The model clearly appeals to some Mainers who are frustrated or underserved by traditional health care.
In its first seven days, School House Health signed up 130 patients, several from as far away from Old Town. Some of the newcomers said they had been on waiting lists to get a primary care provider for three years.
Apotheosis Health is aiming for around 500 patients; Carter and Malenfant have a starting goal of 300 each.
The Tuttles also felt increasingly constrained by insurance in their previous jobs and limited by what the companies would approve.
“[It was] very eye-opening,” Brad Tuttle said. “Both of us always wanted to do something, because the need is so great up here that you can really make a difference.”
Not accepting insurance could also make their practice more sustainable in the face of cuts to federal insurance programs, they told the Monitor.

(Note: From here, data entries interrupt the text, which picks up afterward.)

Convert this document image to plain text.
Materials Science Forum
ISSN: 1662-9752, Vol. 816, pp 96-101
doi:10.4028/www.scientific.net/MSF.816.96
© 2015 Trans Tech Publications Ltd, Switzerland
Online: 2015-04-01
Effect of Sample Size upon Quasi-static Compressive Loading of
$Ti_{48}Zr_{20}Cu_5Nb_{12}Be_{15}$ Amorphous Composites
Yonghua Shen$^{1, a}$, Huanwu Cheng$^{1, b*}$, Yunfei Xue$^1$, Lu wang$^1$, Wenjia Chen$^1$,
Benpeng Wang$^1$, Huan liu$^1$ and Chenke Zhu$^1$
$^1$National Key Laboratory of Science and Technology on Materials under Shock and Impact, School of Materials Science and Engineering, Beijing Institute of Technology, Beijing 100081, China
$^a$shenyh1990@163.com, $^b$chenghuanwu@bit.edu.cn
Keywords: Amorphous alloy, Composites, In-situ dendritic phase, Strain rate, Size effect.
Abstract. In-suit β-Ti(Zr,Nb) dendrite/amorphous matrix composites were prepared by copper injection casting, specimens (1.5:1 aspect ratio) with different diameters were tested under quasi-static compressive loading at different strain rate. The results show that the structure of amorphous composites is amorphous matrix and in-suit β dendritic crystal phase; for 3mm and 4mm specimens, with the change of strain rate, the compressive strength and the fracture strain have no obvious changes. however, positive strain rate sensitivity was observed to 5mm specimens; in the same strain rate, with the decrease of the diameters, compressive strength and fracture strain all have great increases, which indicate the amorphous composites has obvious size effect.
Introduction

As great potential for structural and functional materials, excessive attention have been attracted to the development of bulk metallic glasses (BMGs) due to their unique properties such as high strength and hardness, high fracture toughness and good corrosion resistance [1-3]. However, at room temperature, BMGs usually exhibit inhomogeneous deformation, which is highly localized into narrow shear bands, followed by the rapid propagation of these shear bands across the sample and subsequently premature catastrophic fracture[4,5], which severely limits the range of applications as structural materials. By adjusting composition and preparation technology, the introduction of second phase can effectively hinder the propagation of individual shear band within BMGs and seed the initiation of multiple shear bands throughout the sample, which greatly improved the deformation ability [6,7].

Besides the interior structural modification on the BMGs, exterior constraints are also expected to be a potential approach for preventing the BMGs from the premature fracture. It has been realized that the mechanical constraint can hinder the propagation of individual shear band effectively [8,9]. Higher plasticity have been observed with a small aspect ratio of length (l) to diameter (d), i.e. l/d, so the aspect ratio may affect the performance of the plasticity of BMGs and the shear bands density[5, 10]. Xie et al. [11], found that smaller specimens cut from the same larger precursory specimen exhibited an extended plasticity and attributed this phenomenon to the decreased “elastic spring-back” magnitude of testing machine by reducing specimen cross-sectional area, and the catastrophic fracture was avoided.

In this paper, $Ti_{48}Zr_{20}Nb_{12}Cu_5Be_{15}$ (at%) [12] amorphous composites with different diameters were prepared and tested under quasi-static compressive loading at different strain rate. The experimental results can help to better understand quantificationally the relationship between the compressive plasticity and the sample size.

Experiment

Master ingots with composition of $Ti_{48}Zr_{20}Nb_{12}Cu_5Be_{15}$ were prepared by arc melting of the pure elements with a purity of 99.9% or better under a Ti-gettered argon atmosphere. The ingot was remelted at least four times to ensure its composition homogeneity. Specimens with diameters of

In recent years, Northern Light has made headlines for severe financial losses, closing its hospital in Waterville, ending services, warning of future staffing cuts and most recently an insurance contract dispute that could leave 30,000 Mainers uninsured. It’s not the only health care system in Maine that’s making cuts, although its challenges have been particularly acute.
Malenfant argued that the traditional medical system is broken overall, with the effects most clear in rural northern Maine where resources are spread out and fewer new professionals are attracted to work.
The new model has brought joy into practice again for Carter and Malenfant, they said, and those who have tried it don’t want to go back. Carter sees the challenges as a necessary step to improve existing systems.
“We can’t change health care without the challenge,” she said, quoting Loretta Ford, who created the first nurse practitioner program in the 1960s.